In the second quarter of 2007, we began recording at fair value certain newly-originated mortgage loans held for sale
based upon defined product criteria. We chose to fair value these mortgage loans held for sale in order to eliminate the
complexities and inherent difficulties of achieving hedge accounting and to better align reported results with the
underlying economic changes in value of the loans and related hedge instruments. During 2007, we elected to record at
fair value $27.4 billion of mortgage loans and classified these loans as held for sale. As of December 31, 2007, there
were $5.9 billion of newly-originated mortgage loans at fair value held for sale. This election impacts the timing and
recognition of origination fees and costs, as well as servicing value. Specifically, origination fees and costs, which had
been appropriately deferred under SFAS No. 91 and recognized as part of the gain/loss on sale of the loan, are now
recognized in earnings at the time of origination. For the year ended December 31, 2007, approximately $79 million in
loan origination fees were recognized in noninterest income and approximately $78 million in loan origination costs
were recognized in noninterest expense due to this fair value election. The servicing value, which had been recorded at
the time the loan was sold as a mortgage servicing right, is now included in the fair value of the loan and recognized at
origination of the loan. We began using derivatives to economically hedge changes in servicing value as a result of
including the servicing value in the fair value of the loan. The estimated impact from recognizing servicing value, net of
related hedging costs, as part of the fair value of the loan is captured in mortgage production income.

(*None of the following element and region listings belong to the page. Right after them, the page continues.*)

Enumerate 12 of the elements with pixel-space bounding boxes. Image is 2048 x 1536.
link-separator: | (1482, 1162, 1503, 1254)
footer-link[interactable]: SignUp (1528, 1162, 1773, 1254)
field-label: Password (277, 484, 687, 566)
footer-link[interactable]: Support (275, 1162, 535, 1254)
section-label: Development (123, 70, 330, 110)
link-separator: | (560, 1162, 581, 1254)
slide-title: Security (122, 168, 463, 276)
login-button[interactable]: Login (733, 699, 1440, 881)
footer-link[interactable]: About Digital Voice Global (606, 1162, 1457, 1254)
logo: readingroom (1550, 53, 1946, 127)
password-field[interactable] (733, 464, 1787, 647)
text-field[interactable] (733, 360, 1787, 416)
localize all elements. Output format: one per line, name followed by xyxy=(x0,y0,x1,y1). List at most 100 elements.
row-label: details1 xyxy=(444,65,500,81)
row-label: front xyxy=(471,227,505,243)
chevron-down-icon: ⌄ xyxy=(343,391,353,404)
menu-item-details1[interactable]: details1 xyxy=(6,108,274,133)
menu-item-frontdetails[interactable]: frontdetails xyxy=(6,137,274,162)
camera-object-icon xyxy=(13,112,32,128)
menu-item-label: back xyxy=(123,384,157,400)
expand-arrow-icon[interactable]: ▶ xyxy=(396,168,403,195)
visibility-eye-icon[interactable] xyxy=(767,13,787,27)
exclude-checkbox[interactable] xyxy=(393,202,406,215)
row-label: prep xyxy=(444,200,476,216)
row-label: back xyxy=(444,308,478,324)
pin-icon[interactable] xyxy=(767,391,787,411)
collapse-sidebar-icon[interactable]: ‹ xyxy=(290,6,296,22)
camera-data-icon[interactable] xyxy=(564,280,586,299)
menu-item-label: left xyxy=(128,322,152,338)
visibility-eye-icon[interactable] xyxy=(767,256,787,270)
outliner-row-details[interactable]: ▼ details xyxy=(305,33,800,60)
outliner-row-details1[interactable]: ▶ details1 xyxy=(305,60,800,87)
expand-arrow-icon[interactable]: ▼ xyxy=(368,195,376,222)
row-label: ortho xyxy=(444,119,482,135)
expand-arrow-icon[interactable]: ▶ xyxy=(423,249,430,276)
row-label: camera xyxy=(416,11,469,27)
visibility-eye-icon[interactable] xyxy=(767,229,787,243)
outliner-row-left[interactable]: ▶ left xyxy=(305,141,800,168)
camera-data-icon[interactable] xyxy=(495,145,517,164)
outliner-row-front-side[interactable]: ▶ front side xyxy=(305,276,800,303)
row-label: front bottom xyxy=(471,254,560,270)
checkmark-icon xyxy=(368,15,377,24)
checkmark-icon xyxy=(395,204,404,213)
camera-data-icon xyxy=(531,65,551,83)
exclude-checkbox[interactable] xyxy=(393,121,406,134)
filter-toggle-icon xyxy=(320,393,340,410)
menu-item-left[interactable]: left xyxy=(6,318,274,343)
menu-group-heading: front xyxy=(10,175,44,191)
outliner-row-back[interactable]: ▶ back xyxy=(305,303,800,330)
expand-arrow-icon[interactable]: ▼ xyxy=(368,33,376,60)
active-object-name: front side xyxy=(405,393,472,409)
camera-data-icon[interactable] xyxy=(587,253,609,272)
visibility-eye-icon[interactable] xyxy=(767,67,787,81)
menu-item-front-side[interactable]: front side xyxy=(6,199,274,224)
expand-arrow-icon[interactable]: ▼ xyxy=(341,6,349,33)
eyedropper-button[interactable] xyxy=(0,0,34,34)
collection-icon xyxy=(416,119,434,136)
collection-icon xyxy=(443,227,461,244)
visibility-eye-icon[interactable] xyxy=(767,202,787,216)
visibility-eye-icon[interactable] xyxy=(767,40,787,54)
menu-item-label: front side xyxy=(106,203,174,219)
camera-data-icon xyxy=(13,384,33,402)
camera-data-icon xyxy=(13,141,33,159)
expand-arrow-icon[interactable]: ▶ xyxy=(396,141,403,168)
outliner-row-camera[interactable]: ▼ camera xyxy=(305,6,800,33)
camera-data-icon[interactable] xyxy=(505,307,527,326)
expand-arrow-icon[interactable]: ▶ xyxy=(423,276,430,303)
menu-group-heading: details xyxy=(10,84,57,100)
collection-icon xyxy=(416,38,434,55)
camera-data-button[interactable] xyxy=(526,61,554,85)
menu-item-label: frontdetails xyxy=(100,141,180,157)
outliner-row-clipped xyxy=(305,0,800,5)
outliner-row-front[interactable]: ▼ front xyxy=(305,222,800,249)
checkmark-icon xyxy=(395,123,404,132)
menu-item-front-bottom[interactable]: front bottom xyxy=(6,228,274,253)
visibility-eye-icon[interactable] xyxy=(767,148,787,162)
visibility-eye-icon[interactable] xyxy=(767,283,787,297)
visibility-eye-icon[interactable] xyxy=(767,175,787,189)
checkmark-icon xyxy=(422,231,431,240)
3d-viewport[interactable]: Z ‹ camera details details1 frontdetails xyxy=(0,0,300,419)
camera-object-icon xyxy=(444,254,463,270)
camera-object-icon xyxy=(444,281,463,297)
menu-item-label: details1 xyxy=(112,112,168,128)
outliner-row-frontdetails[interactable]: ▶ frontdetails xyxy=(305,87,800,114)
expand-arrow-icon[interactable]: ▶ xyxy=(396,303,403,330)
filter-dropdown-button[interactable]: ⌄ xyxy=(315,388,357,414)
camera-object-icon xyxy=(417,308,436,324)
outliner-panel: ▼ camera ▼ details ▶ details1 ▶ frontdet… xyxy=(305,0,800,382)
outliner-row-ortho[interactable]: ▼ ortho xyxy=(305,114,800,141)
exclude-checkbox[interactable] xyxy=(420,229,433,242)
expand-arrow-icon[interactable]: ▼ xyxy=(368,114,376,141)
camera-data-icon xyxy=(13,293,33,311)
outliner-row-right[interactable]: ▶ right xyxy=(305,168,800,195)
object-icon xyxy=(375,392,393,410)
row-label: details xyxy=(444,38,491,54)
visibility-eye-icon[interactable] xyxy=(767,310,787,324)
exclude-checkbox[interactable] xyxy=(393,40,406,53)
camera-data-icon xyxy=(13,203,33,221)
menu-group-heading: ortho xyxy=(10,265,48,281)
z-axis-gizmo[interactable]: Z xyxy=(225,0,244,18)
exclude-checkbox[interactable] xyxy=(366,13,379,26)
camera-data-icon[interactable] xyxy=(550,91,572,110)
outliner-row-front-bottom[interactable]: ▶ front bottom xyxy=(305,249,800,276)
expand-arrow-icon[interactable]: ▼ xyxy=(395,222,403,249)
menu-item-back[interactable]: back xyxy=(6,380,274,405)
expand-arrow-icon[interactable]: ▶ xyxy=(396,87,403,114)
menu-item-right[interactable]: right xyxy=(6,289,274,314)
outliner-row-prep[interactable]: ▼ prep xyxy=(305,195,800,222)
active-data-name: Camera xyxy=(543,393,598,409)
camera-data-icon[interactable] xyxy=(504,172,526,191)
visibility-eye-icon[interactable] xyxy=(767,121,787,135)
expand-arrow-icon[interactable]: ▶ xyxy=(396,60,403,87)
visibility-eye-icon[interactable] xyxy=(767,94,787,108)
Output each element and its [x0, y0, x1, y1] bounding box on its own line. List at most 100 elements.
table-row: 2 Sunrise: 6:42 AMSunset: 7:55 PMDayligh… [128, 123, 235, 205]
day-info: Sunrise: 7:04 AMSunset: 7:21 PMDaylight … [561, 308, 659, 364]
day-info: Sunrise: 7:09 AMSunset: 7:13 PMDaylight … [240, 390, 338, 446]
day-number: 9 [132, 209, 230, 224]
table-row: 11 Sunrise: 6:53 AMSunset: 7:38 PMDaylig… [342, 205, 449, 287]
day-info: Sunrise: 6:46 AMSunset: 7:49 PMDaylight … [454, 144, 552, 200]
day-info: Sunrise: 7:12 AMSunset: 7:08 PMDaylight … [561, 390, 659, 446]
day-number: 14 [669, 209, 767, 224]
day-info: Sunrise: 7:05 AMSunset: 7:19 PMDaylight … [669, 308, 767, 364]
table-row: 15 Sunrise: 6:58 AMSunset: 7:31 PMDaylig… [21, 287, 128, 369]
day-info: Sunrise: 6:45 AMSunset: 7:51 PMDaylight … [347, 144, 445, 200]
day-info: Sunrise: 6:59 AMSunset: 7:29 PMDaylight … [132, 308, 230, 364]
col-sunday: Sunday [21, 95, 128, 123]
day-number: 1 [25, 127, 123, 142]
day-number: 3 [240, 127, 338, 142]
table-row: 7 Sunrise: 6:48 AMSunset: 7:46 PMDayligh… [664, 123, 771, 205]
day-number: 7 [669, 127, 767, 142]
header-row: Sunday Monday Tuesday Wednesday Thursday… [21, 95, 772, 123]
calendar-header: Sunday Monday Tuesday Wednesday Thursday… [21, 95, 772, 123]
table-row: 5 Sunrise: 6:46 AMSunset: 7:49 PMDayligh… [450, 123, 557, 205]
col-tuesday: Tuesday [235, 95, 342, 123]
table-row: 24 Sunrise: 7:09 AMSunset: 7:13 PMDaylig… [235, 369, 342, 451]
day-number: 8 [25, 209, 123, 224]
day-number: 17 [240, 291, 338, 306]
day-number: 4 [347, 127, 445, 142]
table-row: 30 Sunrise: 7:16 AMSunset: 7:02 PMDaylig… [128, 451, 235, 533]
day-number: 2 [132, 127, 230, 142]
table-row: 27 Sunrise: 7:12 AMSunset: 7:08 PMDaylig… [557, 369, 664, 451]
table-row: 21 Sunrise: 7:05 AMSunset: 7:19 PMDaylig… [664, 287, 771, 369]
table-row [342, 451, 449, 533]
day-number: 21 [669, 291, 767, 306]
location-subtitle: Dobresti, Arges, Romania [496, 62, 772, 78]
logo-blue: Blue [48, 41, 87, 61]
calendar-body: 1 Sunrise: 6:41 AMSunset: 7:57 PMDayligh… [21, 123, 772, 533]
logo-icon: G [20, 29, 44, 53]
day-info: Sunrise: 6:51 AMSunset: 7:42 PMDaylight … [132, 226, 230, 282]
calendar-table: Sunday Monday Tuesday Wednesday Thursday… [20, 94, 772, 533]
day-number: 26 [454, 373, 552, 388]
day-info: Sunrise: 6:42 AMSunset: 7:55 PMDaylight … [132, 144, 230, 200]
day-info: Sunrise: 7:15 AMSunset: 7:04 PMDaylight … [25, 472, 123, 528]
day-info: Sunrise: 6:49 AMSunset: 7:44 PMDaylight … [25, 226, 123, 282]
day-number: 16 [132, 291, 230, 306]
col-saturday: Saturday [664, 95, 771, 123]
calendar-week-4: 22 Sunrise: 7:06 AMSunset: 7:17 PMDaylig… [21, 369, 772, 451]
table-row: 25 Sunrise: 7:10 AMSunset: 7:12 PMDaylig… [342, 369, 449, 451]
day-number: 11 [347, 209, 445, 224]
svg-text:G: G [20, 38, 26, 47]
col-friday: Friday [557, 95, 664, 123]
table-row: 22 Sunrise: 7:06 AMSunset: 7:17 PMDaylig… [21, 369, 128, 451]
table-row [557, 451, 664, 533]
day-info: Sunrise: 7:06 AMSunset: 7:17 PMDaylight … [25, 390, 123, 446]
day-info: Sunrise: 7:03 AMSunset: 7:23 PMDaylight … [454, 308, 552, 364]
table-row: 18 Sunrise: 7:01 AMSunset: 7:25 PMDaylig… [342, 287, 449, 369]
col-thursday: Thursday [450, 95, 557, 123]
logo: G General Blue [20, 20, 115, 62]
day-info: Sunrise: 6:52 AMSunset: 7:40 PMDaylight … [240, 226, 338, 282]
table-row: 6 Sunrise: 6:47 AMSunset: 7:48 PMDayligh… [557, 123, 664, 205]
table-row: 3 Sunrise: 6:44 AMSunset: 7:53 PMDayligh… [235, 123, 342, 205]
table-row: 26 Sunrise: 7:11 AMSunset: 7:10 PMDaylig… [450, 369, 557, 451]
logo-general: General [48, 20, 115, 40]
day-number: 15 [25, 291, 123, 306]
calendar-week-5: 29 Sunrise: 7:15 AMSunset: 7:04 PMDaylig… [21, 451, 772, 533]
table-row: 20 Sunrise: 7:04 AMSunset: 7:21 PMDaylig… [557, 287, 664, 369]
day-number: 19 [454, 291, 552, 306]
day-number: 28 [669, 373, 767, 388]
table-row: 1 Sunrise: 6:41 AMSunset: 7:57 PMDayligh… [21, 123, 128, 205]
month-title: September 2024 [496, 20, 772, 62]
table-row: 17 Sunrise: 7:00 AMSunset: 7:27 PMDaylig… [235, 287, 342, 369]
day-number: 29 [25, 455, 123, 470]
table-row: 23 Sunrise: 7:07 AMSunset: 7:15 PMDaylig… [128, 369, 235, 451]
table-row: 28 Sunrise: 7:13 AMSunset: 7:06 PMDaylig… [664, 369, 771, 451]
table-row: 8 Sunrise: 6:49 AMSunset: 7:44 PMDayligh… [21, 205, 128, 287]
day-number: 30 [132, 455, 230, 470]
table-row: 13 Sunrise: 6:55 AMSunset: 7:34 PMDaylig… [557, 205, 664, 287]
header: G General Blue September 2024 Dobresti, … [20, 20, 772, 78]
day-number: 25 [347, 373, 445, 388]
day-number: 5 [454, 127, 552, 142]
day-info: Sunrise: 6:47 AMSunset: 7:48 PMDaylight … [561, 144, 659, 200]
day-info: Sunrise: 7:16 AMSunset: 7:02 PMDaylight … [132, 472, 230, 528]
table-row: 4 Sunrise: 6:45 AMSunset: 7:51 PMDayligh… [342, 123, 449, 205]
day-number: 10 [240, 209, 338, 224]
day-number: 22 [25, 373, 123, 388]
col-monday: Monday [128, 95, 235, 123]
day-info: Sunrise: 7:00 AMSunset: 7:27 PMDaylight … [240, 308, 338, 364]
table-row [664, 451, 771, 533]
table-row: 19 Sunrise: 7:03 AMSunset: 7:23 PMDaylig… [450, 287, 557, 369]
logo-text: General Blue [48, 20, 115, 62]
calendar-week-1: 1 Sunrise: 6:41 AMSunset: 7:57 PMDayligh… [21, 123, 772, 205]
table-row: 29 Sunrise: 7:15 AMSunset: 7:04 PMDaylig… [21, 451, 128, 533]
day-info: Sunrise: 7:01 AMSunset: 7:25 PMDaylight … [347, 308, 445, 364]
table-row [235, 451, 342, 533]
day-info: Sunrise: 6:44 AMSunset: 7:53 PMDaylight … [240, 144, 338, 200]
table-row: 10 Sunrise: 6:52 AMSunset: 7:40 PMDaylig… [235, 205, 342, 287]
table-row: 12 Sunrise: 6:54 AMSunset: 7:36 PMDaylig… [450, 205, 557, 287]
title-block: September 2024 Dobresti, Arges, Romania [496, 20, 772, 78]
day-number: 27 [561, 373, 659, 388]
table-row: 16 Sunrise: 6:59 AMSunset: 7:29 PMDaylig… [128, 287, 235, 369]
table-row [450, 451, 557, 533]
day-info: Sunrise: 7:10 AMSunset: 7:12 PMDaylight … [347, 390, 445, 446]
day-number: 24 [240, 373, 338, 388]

Our mortgage loans held for sale are carried at either the lower of cost or market or fair value. Under either accounting basis, the
value of these loans is susceptible to declines in market value. Recent market events have affected the value and liquidity of
mortgage loans, but to varying degrees depending on the nature and credit quality of the mortgage loans. The carrying value of
our residential mortgage loans held for sale was $7.4 billion as of December 31, 2007, including approximately $153.2 million of
Alt-A mortgage loans and no subprime mortgages. During the second half of 2007, investors’ concerns regarding the credit
performance of subprime mortgages spread to other mortgage products, severely impacting the liquidity and market value of
non-agency mortgage loans in the secondary market. As a result, we recorded approximately $165.4 million in pre-tax charges
related primarily to losses on loan sales and declines in the market value of loans held for sale, including related hedges during the
year. The loans held for sale and related derivatives were valued based on observable market data of similar assets, where
available, as well as current performance data of the underlying loans. In instances when significant valuation assumptions were
not readily observable in the market, instruments were valued based on the best available data in order to approximate fair value.
These market values are susceptible to volatility due to the effect of the credit related issues impacting the mortgage loan market,
as well as the absence of market liquidity. The value of these assets could be adversely impacted by further declines in market
prices. Management limits the size and our overall exposure to these assets, as well as actively monitors the estimated market and
economic value of these assets and determines the most advantageous approach to managing these assets.